Tuesday, February 5, 2013

Becoming a little bitch.

I have this horrible tendency to care what other people are doing.  No, wait... that almost sounds like a good thing.  I have a horrible tendency to give a shit about things that aren't my business and don't affect me.

That's more like it.

I don't know exactly where this came from, but it's really embroidered in me.  It may just sound like I'm a nosy parker, but it comes with a nice side of judginess.  I can sit back and raise my eyebrows about someone else's finances (why did she buy ___, though?), someone else's romantic life ("isn't he married, though?"), someone else's work ("this douchebag doesn't know how to do his job, and he makes $10 an hour more than me"), someone else's fashion and jewellery choices ("it rattles when you walk, is that really office appropriate?").

Quite frankly, it's exhausting being me, especially given that, clearly, I'm perfect in every way. Me, and the extra 40 pounds I'm carrying (also exhausting).

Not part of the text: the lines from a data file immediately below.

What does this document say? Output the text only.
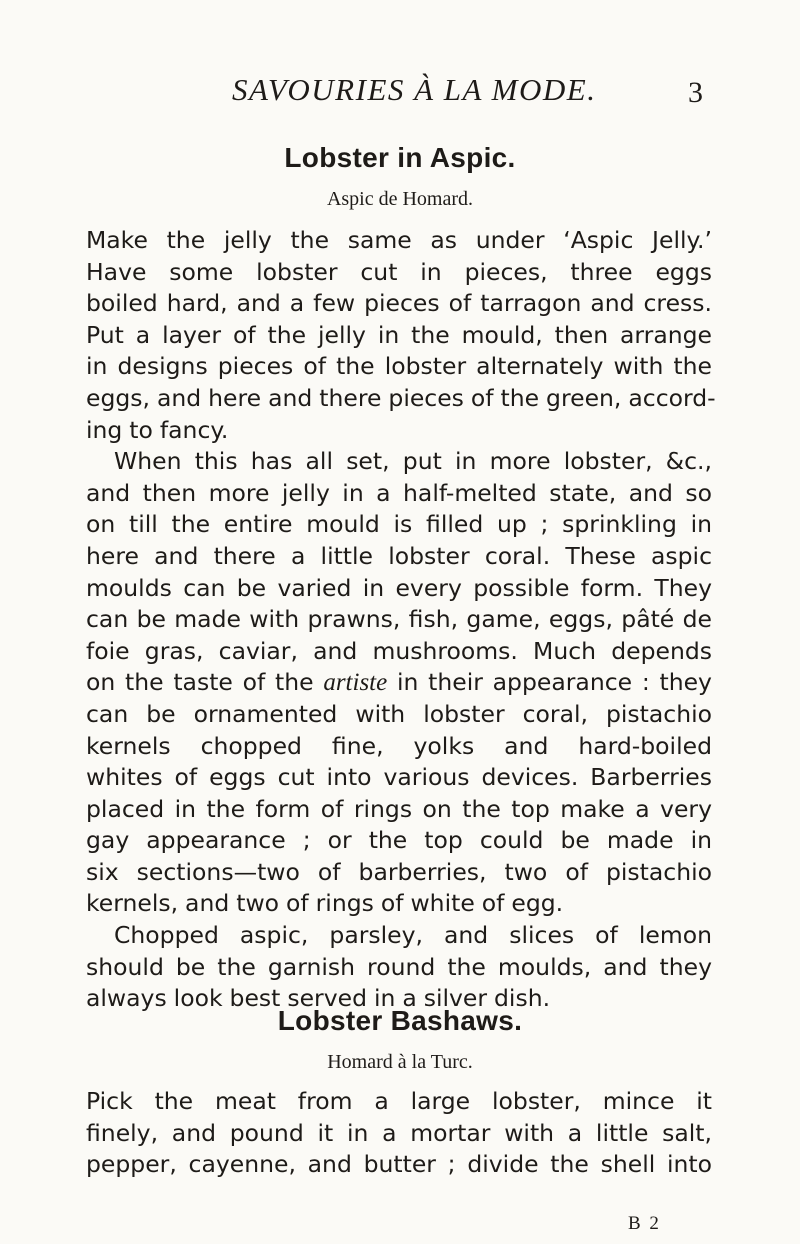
SAVOURIES À LA MODE.	3
Lobster in Aspic.
Aspic de Homard.
Make the jelly the same as under ‘Aspic Jelly.’
Have some lobster cut in pieces, three eggs
boiled hard, and a few pieces of tarragon and cress.
Put a layer of the jelly in the mould, then arrange
in designs pieces of the lobster alternately with the
eggs, and here and there pieces of the green, accord-
ing to fancy.
When this has all set, put in more lobster, &c.,
and then more jelly in a half-melted state, and so
on till the entire mould is filled up ; sprinkling in
here and there a little lobster coral. These aspic
moulds can be varied in every possible form. They
can be made with prawns, fish, game, eggs, pâté de
foie gras, caviar, and mushrooms. Much depends
on the taste of the artiste in their appearance : they
can be ornamented with lobster coral, pistachio
kernels chopped fine, yolks and hard-boiled
whites of eggs cut into various devices. Barberries
placed in the form of rings on the top make a very
gay appearance ; or the top could be made in
six sections—two of barberries, two of pistachio
kernels, and two of rings of white of egg.
Chopped aspic, parsley, and slices of lemon
should be the garnish round the moulds, and they
always look best served in a silver dish.
Lobster Bashaws.
Homard à la Turc.
Pick the meat from a large lobster, mince it
finely, and pound it in a mortar with a little salt,
pepper, cayenne, and butter ; divide the shell into
B 2
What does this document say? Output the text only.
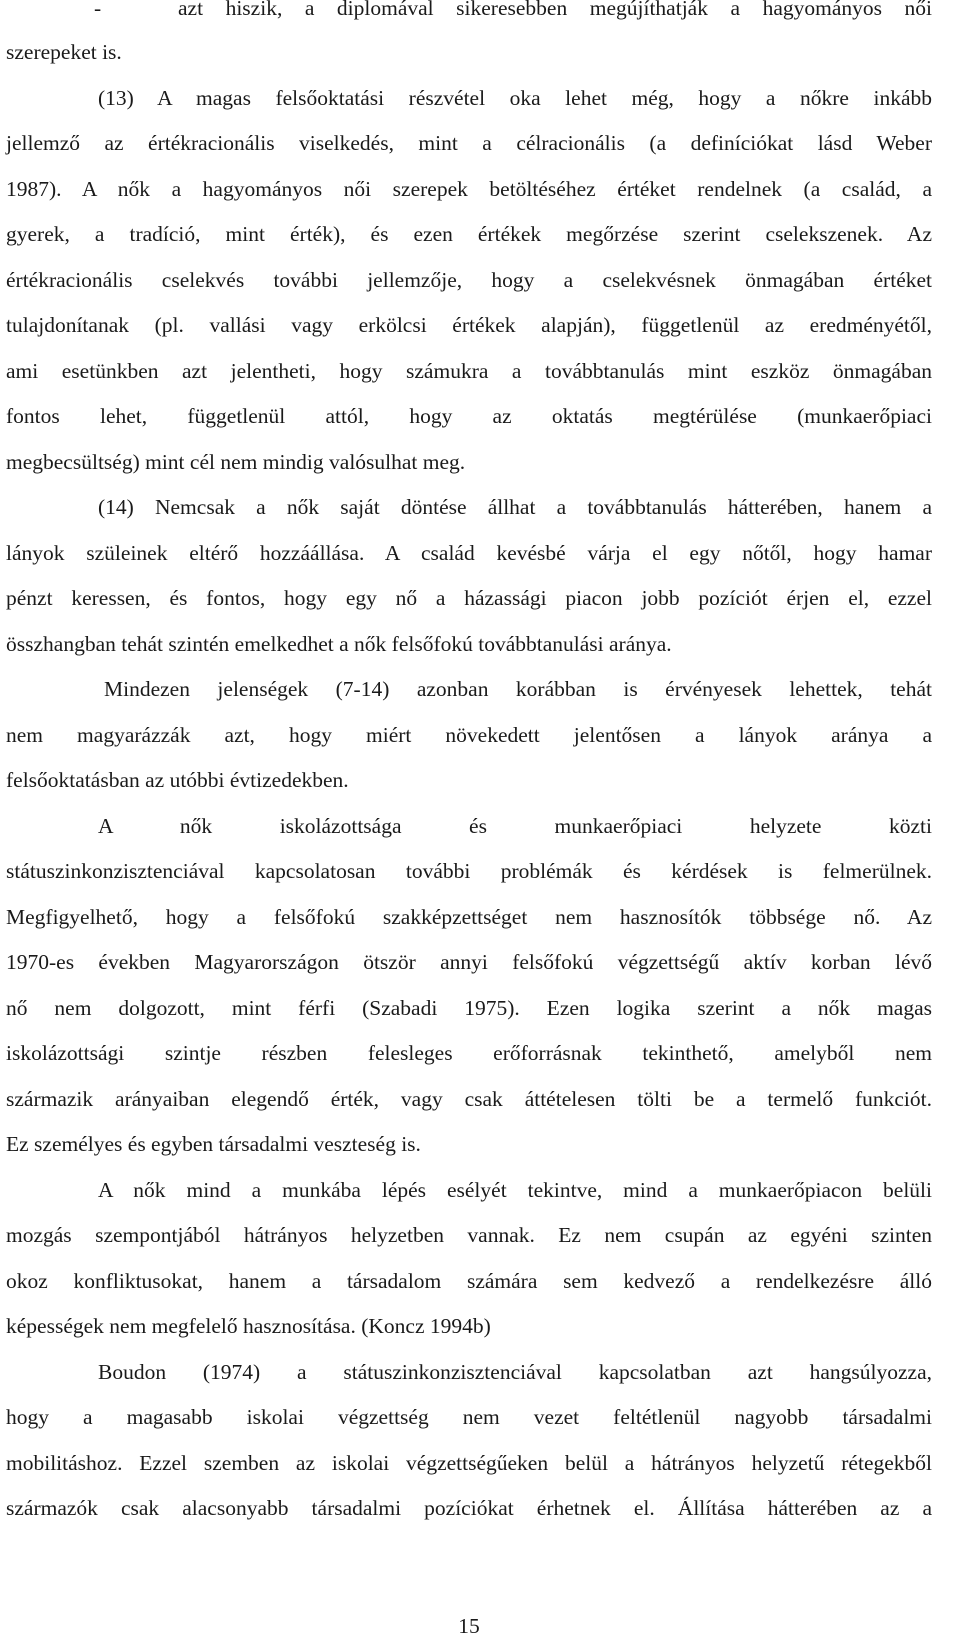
-	azt hiszik, a diplomával sikeresebben megújíthatják a hagyományos női
szerepeket is.
(13) A magas felsőoktatási részvétel oka lehet még, hogy a nőkre inkább
jellemző az értékracionális viselkedés, mint a célracionális (a definíciókat lásd Weber
1987). A nők a hagyományos női szerepek betöltéséhez értéket rendelnek (a család, a
gyerek, a tradíció, mint érték), és ezen értékek megőrzése szerint cselekszenek. Az
értékracionális cselekvés további jellemzője, hogy a cselekvésnek önmagában értéket
tulajdonítanak (pl. vallási vagy erkölcsi értékek alapján), függetlenül az eredményétől,
ami esetünkben azt jelentheti, hogy számukra a továbbtanulás mint eszköz önmagában
fontos lehet, függetlenül attól, hogy az oktatás megtérülése (munkaerőpiaci
megbecsültség) mint cél nem mindig valósulhat meg.
(14) Nemcsak a nők saját döntése állhat a továbbtanulás hátterében, hanem a
lányok szüleinek eltérő hozzáállása. A család kevésbé várja el egy nőtől, hogy hamar
pénzt keressen, és fontos, hogy egy nő a házassági piacon jobb pozíciót érjen el, ezzel
összhangban tehát szintén emelkedhet a nők felsőfokú továbbtanulási aránya.
Mindezen jelenségek (7-14) azonban korábban is érvényesek lehettek, tehát
nem magyarázzák azt, hogy miért növekedett jelentősen a lányok aránya a
felsőoktatásban az utóbbi évtizedekben.
A nők iskolázottsága és munkaerőpiaci helyzete közti
státuszinkonzisztenciával kapcsolatosan további problémák és kérdések is felmerülnek.
Megfigyelhető, hogy a felsőfokú szakképzettséget nem hasznosítók többsége nő. Az
1970-es években Magyarországon ötször annyi felsőfokú végzettségű aktív korban lévő
nő nem dolgozott, mint férfi (Szabadi 1975). Ezen logika szerint a nők magas
iskolázottsági szintje részben felesleges erőforrásnak tekinthető, amelyből nem
származik arányaiban elegendő érték, vagy csak áttételesen tölti be a termelő funkciót.
Ez személyes és egyben társadalmi veszteség is.
A nők mind a munkába lépés esélyét tekintve, mind a munkaerőpiacon belüli
mozgás szempontjából hátrányos helyzetben vannak. Ez nem csupán az egyéni szinten
okoz konfliktusokat, hanem a társadalom számára sem kedvező a rendelkezésre álló
képességek nem megfelelő hasznosítása. (Koncz 1994b)
Boudon (1974) a státuszinkonzisztenciával kapcsolatban azt hangsúlyozza,
hogy a magasabb iskolai végzettség nem vezet feltétlenül nagyobb társadalmi
mobilitáshoz. Ezzel szemben az iskolai végzettségűeken belül a hátrányos helyzetű rétegekből
származók csak alacsonyabb társadalmi pozíciókat érhetnek el. Állítása hátterében az a
15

Ah, but there it is.  I couldn't resist making a small jab at myself as well.  I think I judge other people so readily, because I'm consistently judging myself.   It's difficult to live in your own brain, sometimes, because even when we're conscious that one person thinks differently from the next, we're tend to go back to assuming that everyone sees the world the same way.  I operate under the impression that everyone is thinking about how chubby I am when they meet me* (comfortably furnished.  If I were a couch, I'd be overstuffed microfiber: cosy but nice enough for the good living room), so I tend to think about how chubby I am very frequently.  That way, I can beat them to the punch when it comes to judging me.

What I'm finding so hilarious about this - at the moment - is that I just plain don't have time for that shit right now.  The man who wrote the awful piece of work in my office isn't my concern, because I'm way too busy doing other things during my work day.  I've stopped actively disliking my neighbours, because I'm far too busy outside of my apartment to care what's happening inside it**.  So, I don't have time for this stuff now, why am I making time for it when I do have time?  Wouldn't it be better spent focusing on other hobbies?




*The interesting thing about this, of course, is the assumption that they've given me that much thought at all.  It's a special kind of low to think that people firstly are thinking of you, and then that they are thinking of you in a negative way.  As I said up there^, exhausting.

**The mildly interesting thing about this is knowing that she's stewing about it during her day, because she doesn't have much to do. Statement of fact, no judgment there.